L’exhortation apostolique Amoris Laetitia continue de soulever de graves débats dans l’Église. Alors que quatre cardinaux avaient respectueusement adressé des dubia au pape, qu’un vademecum avait tenté une lecture traditionnelle du texte, une « correction fraternelle » a été rendue publique fin septembre, largement contestable dans sa forme et dans son fond.
En rappelant, à partir de son principe récurrent selon lequel « le temps est supérieur à l’espace », que « tous les débats doctrinaux, moraux ou pastoraux ne doivent pas être tranchés par des interventions magistérielles » (1), le pape François n’a-t-il pas étendu le champ des matières contingentes sujettes à libre discussion au domaine des positions qui doivent être tenues de manière nécessaire dans l’Église, comme, en l’occurrence, « la discipline, fondée sur l’Écriture Sainte, selon laquelle [l’Église] ne peut admettre à la communion eucharistique les divorcés remariés » (2) ? Dans les faits, le chapitre VIII d’Amoris Laetitia (AL), non seulement donne lieu à des interprétations et à des praxis pastorales divergentes, mais suscite aussi des attitudes mentales face à ce Magistère, qui peuvent aller de la suspension du jugement – le doute –, au jugement d’adhésion totale – la surenchère à la lettre d’AL –, ou au refus définitif – la mise en accusation des propos magistériels.

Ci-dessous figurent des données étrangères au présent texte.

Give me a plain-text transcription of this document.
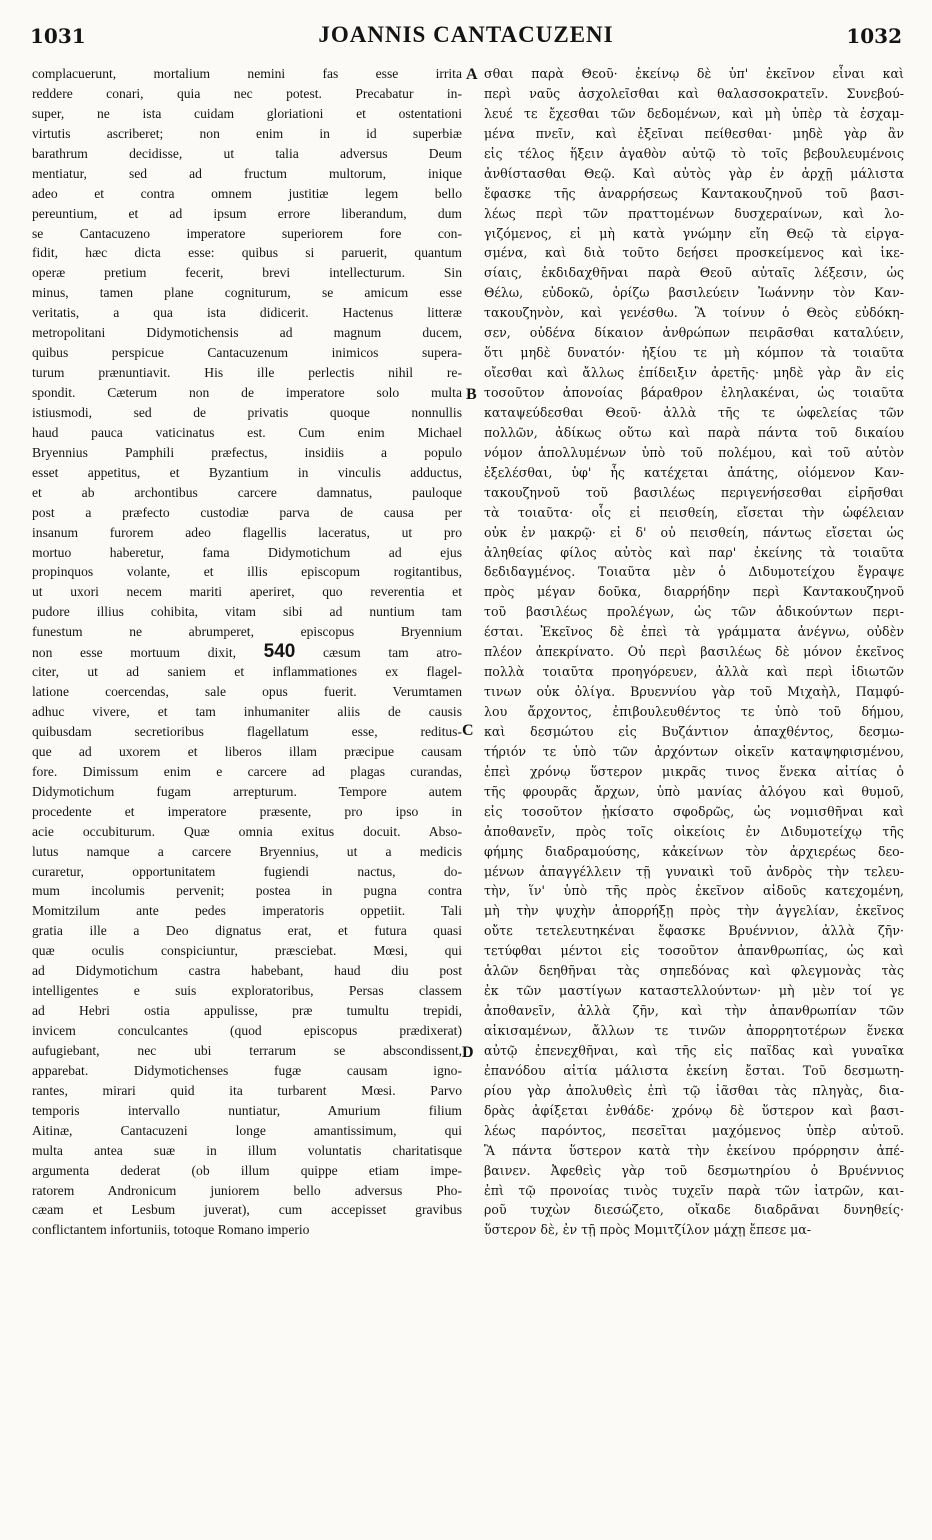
1031	JOANNIS CANTACUZENI	1032
complacuerunt, mortalium nemini fas esse irrita
reddere conari, quia nec potest. Precabatur in-
super, ne ista cuidam gloriationi et ostentationi
virtutis ascriberet; non enim in id superbiæ
barathrum decidisse, ut talia adversus Deum
mentiatur, sed ad fructum multorum, inique
adeo et contra omnem justitiæ legem bello
pereuntium, et ad ipsum errore liberandum, dum
se Cantacuzeno imperatore superiorem fore con-
fidit, hæc dicta esse: quibus si paruerit, quantum
operæ pretium fecerit, brevi intellecturum. Sin
minus, tamen plane cogniturum, se amicum esse
veritatis, a qua ista didicerit. Hactenus litteræ
metropolitani Didymotichensis ad magnum ducem,
quibus perspicue Cantacuzenum inimicos supera-
turum prænuntiavit. His ille perlectis nihil re-
spondit. Cæterum non de imperatore solo multa
istiusmodi, sed de privatis quoque nonnullis
haud pauca vaticinatus est. Cum enim Michael
Bryennius Pamphili præfectus, insidiis a populo
esset appetitus, et Byzantium in vinculis adductus,
et ab archontibus carcere damnatus, pauloque
post a præfecto custodiæ parva de causa per
insanum furorem adeo flagellis laceratus, ut pro
mortuo haberetur, fama Didymotichum ad ejus
propinquos volante, et illis episcopum rogitantibus,
ut uxori necem mariti aperiret, quo reverentia et
pudore illius cohibita, vitam sibi ad nuntium tam
funestum ne abrumperet, episcopus Bryennium
non esse mortuum dixit, 540 cæsum tam atro-
citer, ut ad saniem et inflammationes ex flagel-
latione coercendas, sale opus fuerit. Verumtamen
adhuc vivere, et tam inhumaniter aliis de causis
quibusdam secretioribus flagellatum esse, reditus-
que ad uxorem et liberos illam præcipue causam
fore. Dimissum enim e carcere ad plagas curandas,
Didymotichum fugam arrepturum. Tempore autem
procedente et imperatore præsente, pro ipso in
acie occubiturum. Quæ omnia exitus docuit. Abso-
lutus namque a carcere Bryennius, ut a medicis
curaretur, opportunitatem fugiendi nactus, do-
mum incolumis pervenit; postea in pugna contra
Momitzilum ante pedes imperatoris oppetiit. Tali
gratia ille a Deo dignatus erat, et futura quasi
quæ oculis conspiciuntur, præsciebat. Mœsi, qui
ad Didymotichum castra habebant, haud diu post
intelligentes e suis exploratoribus, Persas classem
ad Hebri ostia appulisse, præ tumultu trepidi,
invicem conculcantes (quod episcopus prædixerat)
aufugiebant, nec ubi terrarum se abscondissent,
apparebat. Didymotichenses fugæ causam igno-
rantes, mirari quid ita turbarent Mœsi. Parvo
temporis intervallo nuntiatur, Amurium filium
Aitinæ, Cantacuzeni longe amantissimum, qui
multa antea suæ in illum voluntatis charitatisque
argumenta dederat (ob illum quippe etiam impe-
ratorem Andronicum juniorem bello adversus Pho-
cæam et Lesbum juverat), cum accepisset gravibus
conflictantem infortuniis, totoque Romano imperio
A
B
C
D
σθαι παρὰ Θεοῦ· ἐκείνῳ δὲ ὑπ' ἐκεῖνον εἶναι καὶ
περὶ ναῦς ἀσχολεῖσθαι καὶ θαλασσοκρατεῖν. Συνεβού-
λευέ τε ἔχεσθαι τῶν δεδομένων, καὶ μὴ ὑπὲρ τὰ ἐσχαμ-
μένα πνεῖν, καὶ ἐξεῖναι πείθεσθαι· μηδὲ γὰρ ἂν
εἰς τέλος ἥξειν ἀγαθὸν αὐτῷ τὸ τοῖς βεβουλευμένοις
ἀνθίστασθαι Θεῷ. Καὶ αὐτὸς γὰρ ἐν ἀρχῇ μάλιστα
ἔφασκε τῆς ἀναρρήσεως Καντακουζηνοῦ τοῦ βασι-
λέως περὶ τῶν πραττομένων δυσχεραίνων, καὶ λο-
γιζόμενος, εἰ μὴ κατὰ γνώμην εἴη Θεῷ τὰ εἰργα-
σμένα, καὶ διὰ τοῦτο δεήσει προσκείμενος καὶ ἱκε-
σίαις, ἐκδιδαχθῆναι παρὰ Θεοῦ αὐταῖς λέξεσιν, ὡς
Θέλω, εὐδοκῶ, ὁρίζω βασιλεύειν Ἰωάννην τὸν Καν-
τακουζηνὸν, καὶ γενέσθω. Ἃ τοίνυν ὁ Θεὸς εὐδόκη-
σεν, οὐδένα δίκαιον ἀνθρώπων πειρᾶσθαι καταλύειν,
ὅτι μηδὲ δυνατόν· ἠξίου τε μὴ κόμπον τὰ τοιαῦτα
οἴεσθαι καὶ ἄλλως ἐπίδειξιν ἀρετῆς· μηδὲ γὰρ ἂν εἰς
τοσοῦτον ἀπονοίας βάραθρον ἐληλακέναι, ὡς τοιαῦτα
καταψεύδεσθαι Θεοῦ· ἀλλὰ τῆς τε ὠφελείας τῶν
πολλῶν, ἀδίκως οὕτω καὶ παρὰ πάντα τοῦ δικαίου
νόμον ἀπολλυμένων ὑπὸ τοῦ πολέμου, καὶ τοῦ αὐτὸν
ἐξελέσθαι, ὑφ' ἧς κατέχεται ἀπάτης, οἰόμενον Καν-
τακουζηνοῦ τοῦ βασιλέως περιγενήσεσθαι εἰρῆσθαι
τὰ τοιαῦτα· οἷς εἰ πεισθείη, εἴσεται τὴν ὠφέλειαν
οὐκ ἐν μακρῷ· εἰ δ' οὐ πεισθείη, πάντως εἴσεται ὡς
ἀληθείας φίλος αὐτὸς καὶ παρ' ἐκείνης τὰ τοιαῦτα
δεδιδαγμένος. Τοιαῦτα μὲν ὁ Διδυμοτείχου ἔγραψε
πρὸς μέγαν δοῦκα, διαρρήδην περὶ Καντακουζηνοῦ
τοῦ βασιλέως προλέγων, ὡς τῶν ἀδικούντων περι-
έσται. Ἐκεῖνος δὲ ἐπεὶ τὰ γράμματα ἀνέγνω, οὐδὲν
πλέον ἀπεκρίνατο. Οὐ περὶ βασιλέως δὲ μόνον ἐκεῖνος
πολλὰ τοιαῦτα προηγόρευεν, ἀλλὰ καὶ περὶ ἰδιωτῶν
τινων οὐκ ὀλίγα. Βρυεννίου γὰρ τοῦ Μιχαὴλ, Παμφύ-
λου ἄρχοντος, ἐπιβουλευθέντος τε ὑπὸ τοῦ δήμου,
καὶ δεσμώτου εἰς Βυζάντιον ἀπαχθέντος, δεσμω-
τήριόν τε ὑπὸ τῶν ἀρχόντων οἰκεῖν καταψηφισμένου,
ἐπεὶ χρόνῳ ὕστερον μικρᾶς τινος ἕνεκα αἰτίας ὁ
τῆς φρουρᾶς ἄρχων, ὑπὸ μανίας ἀλόγου καὶ θυμοῦ,
εἰς τοσοῦτον ᾐκίσατο σφοδρῶς, ὡς νομισθῆναι καὶ
ἀποθανεῖν, πρὸς τοῖς οἰκείοις ἐν Διδυμοτείχῳ τῆς
φήμης διαδραμούσης, κἀκείνων τὸν ἀρχιερέως δεο-
μένων ἀπαγγέλλειν τῇ γυναικὶ τοῦ ἀνδρὸς τὴν τελευ-
τὴν, ἵν' ὑπὸ τῆς πρὸς ἐκεῖνον αἰδοῦς κατεχομένη,
μὴ τὴν ψυχὴν ἀπορρήξῃ πρὸς τὴν ἀγγελίαν, ἐκεῖνος
οὔτε τετελευτηκέναι ἔφασκε Βρυέννιον, ἀλλὰ ζῆν·
τετύφθαι μέντοι εἰς τοσοῦτον ἀπανθρωπίας, ὡς καὶ
ἁλῶν δεηθῆναι τὰς σηπεδόνας καὶ φλεγμονὰς τὰς
ἐκ τῶν μαστίγων καταστελλούντων· μὴ μὲν τοί γε
ἀποθανεῖν, ἀλλὰ ζῆν, καὶ τὴν ἀπανθρωπίαν τῶν
αἰκισαμένων, ἄλλων τε τινῶν ἀπορρητοτέρων ἕνεκα
αὐτῷ ἐπενεχθῆναι, καὶ τῆς εἰς παῖδας καὶ γυναῖκα
ἐπανόδου αἰτία μάλιστα ἐκείνη ἔσται. Τοῦ δεσμωτη-
ρίου γὰρ ἀπολυθεὶς ἐπὶ τῷ ἰᾶσθαι τὰς πληγὰς, δια-
δρὰς ἀφίξεται ἐνθάδε· χρόνῳ δὲ ὕστερον καὶ βασι-
λέως παρόντος, πεσεῖται μαχόμενος ὑπὲρ αὐτοῦ.
Ἃ πάντα ὕστερον κατὰ τὴν ἐκείνου πρόρρησιν ἀπέ-
βαινεν. Ἀφεθεὶς γὰρ τοῦ δεσμωτηρίου ὁ Βρυέννιος
ἐπὶ τῷ προνοίας τινὸς τυχεῖν παρὰ τῶν ἰατρῶν, και-
ροῦ τυχὼν διεσώζετο, οἴκαδε διαδρᾶναι δυνηθείς·
ὕστερον δὲ, ἐν τῇ πρὸς Μομιτζίλον μάχῃ ἔπεσε μα-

La démarche des cardinaux Brandmüller, Burke, Caffara et Meisner (3), outre qu’elle correspondait à leur responsabilité pastorale propre, exprimait le désarroi de bien des fidèles catholiques et, en toute déférence, demandait au Souverain Pontife de confirmer la pérennité, après AL, de l’enseignement de Jean-Paul II sur ces questions. Le Père Jean-Miguel Garrigues pense qu’AL, à travers sa considération de l’exercice effectif de l’acte par le sujet et du degré d’engagement libre de la personne dans son action, complète Veritatis splendor de Jean-Paul II, encyclique qui soulignait, elle, la spécification objective de l’acte en lui-même. Le théologien dominicain estime cependant qu’il est « malheureux que le Magistère ne donne pas une réponse formelle aux doutes soulevés par quatre cardinaux à propos d’AL, alors qu’il serait si facile de le faire en répondant oui aux cinq questions et en ajoutant qu’AL ne contredit aucune des affirmations de Veritatis splendor ».
Le refus de François de répondre à ces dubia et même de recevoir leurs auteurs, membres du Sacré Collège, peut paraître assez éloigné de sa mission de confirmer ses frères dans la foi et, en pratique, pour ne rien résoudre, laisse pourrir la situation, donnant l’impression d’un Magistère liquide, plus attaché, selon les mots mêmes de François, au flux des histoires personnelles qu’à la stabilité des essences.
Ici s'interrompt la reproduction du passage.